O descompasso na relação de Harper e Jackie é o argumento de que Randall precisava a fim de esconder os grandes mistérios do longa. A psicanalista Jackie, vivida por Helen Hunt, confessou um adultério recente, e o casal, junto com o filho, Connor, de Judah Lewis, até parece dedicado a superar o trauma, mas não tem ideia de como fazê-lo. À escalada de tensão são acrescidos níveis mais altos conforme episódios à primeira vista desconexos tornam-se parte da rotina dos Harper.

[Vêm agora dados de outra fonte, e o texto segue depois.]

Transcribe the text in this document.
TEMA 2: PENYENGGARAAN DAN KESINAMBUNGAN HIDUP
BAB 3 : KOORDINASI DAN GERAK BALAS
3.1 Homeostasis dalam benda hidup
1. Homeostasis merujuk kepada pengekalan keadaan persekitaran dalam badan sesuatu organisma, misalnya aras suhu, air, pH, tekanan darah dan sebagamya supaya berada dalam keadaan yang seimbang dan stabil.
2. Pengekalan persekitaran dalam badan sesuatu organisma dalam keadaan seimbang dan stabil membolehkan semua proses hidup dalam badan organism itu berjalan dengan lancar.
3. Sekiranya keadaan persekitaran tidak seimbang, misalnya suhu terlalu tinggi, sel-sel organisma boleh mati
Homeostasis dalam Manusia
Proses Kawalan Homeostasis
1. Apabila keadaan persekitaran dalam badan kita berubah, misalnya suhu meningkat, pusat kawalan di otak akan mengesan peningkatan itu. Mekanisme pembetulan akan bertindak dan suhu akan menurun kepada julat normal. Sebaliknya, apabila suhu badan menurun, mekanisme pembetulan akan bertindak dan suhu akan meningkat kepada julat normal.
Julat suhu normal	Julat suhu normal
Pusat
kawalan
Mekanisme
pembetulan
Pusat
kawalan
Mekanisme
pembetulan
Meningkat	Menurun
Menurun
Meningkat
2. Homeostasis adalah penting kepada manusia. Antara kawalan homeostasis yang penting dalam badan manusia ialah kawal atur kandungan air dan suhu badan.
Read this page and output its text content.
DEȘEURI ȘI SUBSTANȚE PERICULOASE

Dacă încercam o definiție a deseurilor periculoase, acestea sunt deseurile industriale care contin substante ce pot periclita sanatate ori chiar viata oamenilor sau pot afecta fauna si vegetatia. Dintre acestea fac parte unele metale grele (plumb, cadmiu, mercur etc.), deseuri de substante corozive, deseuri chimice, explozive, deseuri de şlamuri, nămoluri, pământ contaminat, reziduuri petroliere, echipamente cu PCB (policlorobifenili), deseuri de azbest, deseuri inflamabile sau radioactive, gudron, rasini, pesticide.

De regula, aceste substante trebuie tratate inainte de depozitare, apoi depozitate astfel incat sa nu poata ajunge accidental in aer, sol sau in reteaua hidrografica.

Um telefonema de Jackie libera no marido fúria tão desproporcional que ele acaba lançando o aparelho contra a janela do quarto — é esse o ponto de desajuste em que está seu casamento. O texto de Graye insinua que ele solicita o reparo da avaria e quando o vidraceiro aparece, já não está mais em casa. O homem faz o serviço e estava para sair quando Jackie, que havia voltado, cruza com sua figura ameaçadora no corredor. Ele se identifica e diz que sua entrada no imóvel fora autorizada por uma garota, que se apresentou como filha do casal — ou seja, conclui-se que o detetive pagou a infidelidade da terapeuta com a mesma moeda.

O trabalho de Graye, aliado à direção acurada de Randall, nunca prescinde da sutileza e o verbo que eles conjugam de maneira mais categórica, até dada altura, é insinuar. A brincadeira que o espectador faz consigo mesmo, de erigir possíveis cenários que expliquem o desdobramento dos enigmas que se apossam de “À Espreita do Mal”, só não é mais estimulante porque não vence a barreira da imaginação, e o que se confabula é muito mais perturbador do que aquilo que de fato se vê.

Tivesse o filme embarcado nessa de bota e espora, valendo-se do efeito Rashomon no intuito de apresentar as versões de cada personagem para as situações nonsense que se espraiam por todo o enredo, o mote central seria muito mais bem compreendido, e a história não ficaria tão falta de sentido em passagens nevrálgicas. A estratégia de Randall não se perde por completo, no entanto, graças ao elenco carismático, que dispõe de elementos técnicos essenciais num trabalho dessa natureza.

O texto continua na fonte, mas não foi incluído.